Soon the docks stand empty, save for a final scene, where Steven returns from university and finds his father and brother at the top, looking out over Ordsall. Visually this echoes Evelyn’s stance in Act One, but the slow death of familial connection to an ethos of self-improvement offers nothing so dramatic. Nor is there anyone around to offer a helping hand. Only the audience, who stare up in silence. 

The play’s epic structure refuses catharsis, as does the audience’s movement around the space and the role of the community actor. As we watch the show, we see our neighbours, people many of us recognise from everyday life, but also the characters they are playing and the enigmatic actors they have become, who are capable of consistent and compelling performances every night. This provides a productive ‘estrangement’ of the kind Brecht discussed. When the ordinary is made extraordinary we see that everything is subject to change, and when the stars of Salford are people like us it stands to reason that it must be us who are capable of making that change. 

The most radical aspect of Salford Community Theatre’s work, though, lies the process of theatre-making. The company talk about their rehearsals as ‘rejecting individualism and re-learning collectivity’. Like the dockers interviewed for the script, actors describe gaining pride and deep connection through their collective labour. Cast member Beth Redmond explains that ‘We had the basic foundations of a socialist society instilled in us throughout the process of making the play’. She locates this experience in the basic ethos of the rehearsal room: ‘If anything went wrong, we would quickly get over it and work together to make it better again. …We understood that solidarity means not leaving anyone behind’.

Talking to other members of the company I found these views commonplace, and it is born out in their activity. The company don’t just perform together but somehow, around jobs and other commitments, they hang out together, and refer to the company as a ‘family’. The Salford Docker is agitprop theatre in the best tradition, but the genius of its directors Steph Green and Sarah Weston is the facilitation of personal bonds that underpin collective action outside the well-worn but narrow avenues of the left.

Neoliberalism, even as it crumbles at its core, enforces an economic and ideological regime so pervasive it can seem insurmountable. We must be vigilant, then, in keeping its pressure points in view, and revealing at every opportunity its most closely guarded secret, which is the collective power of the working class. Theatre does this, not only by disseminating information but by exploding experiences of isolation and distrust that neoliberalism relies on, replacing this with something infinitely more satisfying, more human. 

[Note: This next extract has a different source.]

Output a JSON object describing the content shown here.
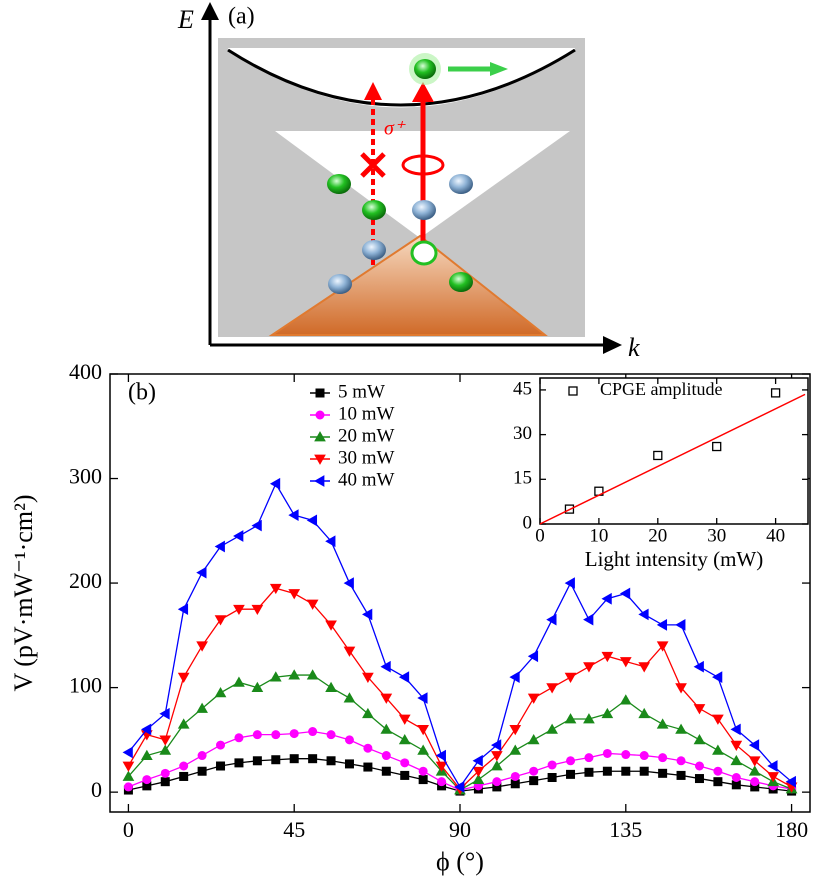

As Redmond points out, ‘the left goes some way to combat the increasing isolation we face, but falls short when it comes to creating our own sustainable communities’. Political theatre in Britain has never recovered from its strangulation in the 1980s by the Thatcher government, and these days financial and even intellectual support for this kind of work is extremely scarce. The seriousness with which those with a vested interest in maintaining power take this practice should be marked by the organised left, who need to address urgently the task of supporting it in any way they can. 

This is not only a celebration, then, but a call to action. Historically, links between the labour movement and left theatre companies were strong, and we should take heed. Political culture is not an add-on or afterthought to organising but the lifeblood of movements and to ignore this is to be gravely negligent.